Jobs in the manufacturing sector, a traditional employment route for lower-skilled workers, are expected to decline by 1 percent over the next decade. The jobs that will be available will require higher skill levels than in the past. A 2001 report by the National Association of Manufacturers points out that, already, “the most severe skills shortages now are mainly in the production workforce. These skilled hourly workers have traditionally been the backbone of manufacturing. Moreover, the major skills [that hourly workers lack, include] reading, communication, and math skills.”
Greenspan noted that “In the 1920s and 1930s, high school enrollment in this country expanded rapidly. . . . In the context of the demands of the economy at that time, a high school diploma represented the training needed to be successful in most aspects of American enterprise.” Now, to meet technological advances that require workers to have higher skill levels, he said “our secondary school system needs to serve the requirements of a changing economy in the same way.”
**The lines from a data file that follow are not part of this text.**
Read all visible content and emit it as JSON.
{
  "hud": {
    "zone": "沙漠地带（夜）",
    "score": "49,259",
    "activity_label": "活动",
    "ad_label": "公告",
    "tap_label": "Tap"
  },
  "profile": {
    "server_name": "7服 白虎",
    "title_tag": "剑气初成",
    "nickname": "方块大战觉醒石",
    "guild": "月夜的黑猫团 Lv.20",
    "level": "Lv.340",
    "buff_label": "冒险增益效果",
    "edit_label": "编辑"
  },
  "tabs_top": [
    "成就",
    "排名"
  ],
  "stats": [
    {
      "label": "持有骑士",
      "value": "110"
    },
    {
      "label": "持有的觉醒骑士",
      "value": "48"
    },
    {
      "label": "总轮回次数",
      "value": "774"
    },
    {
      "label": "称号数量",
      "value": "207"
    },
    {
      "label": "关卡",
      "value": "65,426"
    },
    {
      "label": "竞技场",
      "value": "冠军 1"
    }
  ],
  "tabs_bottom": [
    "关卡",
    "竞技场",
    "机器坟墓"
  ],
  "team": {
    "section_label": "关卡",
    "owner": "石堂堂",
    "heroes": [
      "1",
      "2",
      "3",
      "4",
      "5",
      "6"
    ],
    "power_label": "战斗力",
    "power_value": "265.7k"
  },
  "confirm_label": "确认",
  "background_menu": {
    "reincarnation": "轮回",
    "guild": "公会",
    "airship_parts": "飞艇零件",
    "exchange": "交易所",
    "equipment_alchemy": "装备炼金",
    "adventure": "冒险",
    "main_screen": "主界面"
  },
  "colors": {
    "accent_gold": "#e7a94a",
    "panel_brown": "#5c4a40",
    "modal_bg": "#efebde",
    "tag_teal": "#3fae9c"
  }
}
Whether or not students choose to pursue postsecondary education, they will be far more competitive as job applicants if they graduate with high school diplomas that demonstrate basic levels of knowledge and skill in English and mathematics. For, as Greenspan pointed out, “Generic capabilities in mathematics, writing, and verbal skills are key to the ability to learn and to apply new skills and thus to earn higher wages over time.”